#26/111: Only the Paranoid Survive

What is it about?

How do you change a company? And how do you avoid being overrun by new forces? Andrew S. Grove explains how Intel changed from a semiconductor company to a microcomputing company.

Key points?

Strategic inflection point: Grove defines a strategic inflection point as a point or period in which a force (see Porter five forces analysis) gets 10X stronger. For example, in the 80s, the Japanese memory industry grew very fast and got very cheap. This was a gruesome experience for Intel because they were known as the memory company in the USA.

Always observe your environment: To avoid being overrun by such changes, you should always observe your environment, i.e. your customers, competition, new technology, your suppliers, etc. Only if you can see emerging 10Xs you can act fast enough.

Is it a 10X or isn’t it? There are a lot of changes but which are important? Ask your employees, customers or vendors. Often the CEO is the last one to see a change. If you think that one of these 10X forces isn’t really one, don’t discard it. Observe if it changes and then valuate it again.

Change from top and bottom: You can’t force a change from the top, but also can’t form a cooperate strategy from the bottom. It is important that you use both forces to carry out the essential modifications.


This is a excellent book on changing a company. Andrew Grove recounts his own experiences and don’t try to please everybody. Half of the managers quit the company because they don’t wanted to change. The other 50% had to reeducate themselves. Changing a company isn’t easy and there will be casualties but it’s better than completely vanishing. Clear recommendation!

#13/111: Where Good Ideas Come From

What is it about?

Steve Johnson tries to find an inherit structure in innovation in nature and our life. He explains seven different characteristics of innovation and environments which supports innovation. However he remarks that not all these principles are necessary for innovation!

Key points?

Adjacent possible: Innovation is about widening the existing border of knowledge.

Slow hunch: Most innovation doesn’t happen immediately, rather it is carried out over a long time.

Error: Innovation has a high signal:nose ratio. Generate lots of ideas and fail fast.

Exaptation: Often ideas are useful in an other way, e.g.
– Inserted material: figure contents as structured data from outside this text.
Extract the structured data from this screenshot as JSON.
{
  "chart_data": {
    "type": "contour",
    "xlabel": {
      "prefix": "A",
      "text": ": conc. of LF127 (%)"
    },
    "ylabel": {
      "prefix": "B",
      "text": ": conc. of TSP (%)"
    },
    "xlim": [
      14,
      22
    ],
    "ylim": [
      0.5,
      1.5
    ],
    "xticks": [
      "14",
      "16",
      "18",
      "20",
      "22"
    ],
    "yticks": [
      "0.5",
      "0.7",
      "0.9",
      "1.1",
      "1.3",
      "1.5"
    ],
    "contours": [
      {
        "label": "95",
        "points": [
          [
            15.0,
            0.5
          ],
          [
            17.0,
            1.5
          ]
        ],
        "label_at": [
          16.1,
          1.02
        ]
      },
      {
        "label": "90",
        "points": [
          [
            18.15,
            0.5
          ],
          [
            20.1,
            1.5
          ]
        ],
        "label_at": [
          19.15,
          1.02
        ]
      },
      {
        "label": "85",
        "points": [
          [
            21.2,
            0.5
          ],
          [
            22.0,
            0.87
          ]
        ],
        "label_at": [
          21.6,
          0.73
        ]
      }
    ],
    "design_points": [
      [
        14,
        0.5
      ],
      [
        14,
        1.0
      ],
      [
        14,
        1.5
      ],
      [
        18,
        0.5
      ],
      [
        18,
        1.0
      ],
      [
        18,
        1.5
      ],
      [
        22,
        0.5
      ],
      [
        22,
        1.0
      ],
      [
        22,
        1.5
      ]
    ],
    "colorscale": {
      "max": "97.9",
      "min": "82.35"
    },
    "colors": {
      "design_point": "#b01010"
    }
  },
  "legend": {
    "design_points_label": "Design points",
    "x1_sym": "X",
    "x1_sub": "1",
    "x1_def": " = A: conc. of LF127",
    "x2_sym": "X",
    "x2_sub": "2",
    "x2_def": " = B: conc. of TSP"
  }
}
Gutenberg used wine presses for printing books.

Platforms / Liquid networks: Ideas want to be shared and combined. Create platforms for people and technology (e.g. the web)


One thing is really remarkable. He takes the story of Darwin’s voyage with the Beagle and tells it through the whole book. There are various other stories but this is central theme. This makes this book easy to read and actually exciting! These other stories fit well into his chapters. Although the conclusion wasn’t that good. He tried to support his theory and became too fuzzy.

In conclusion, he has observed the world of innovation doubtlessly well but without execution ideas are nearly worthless.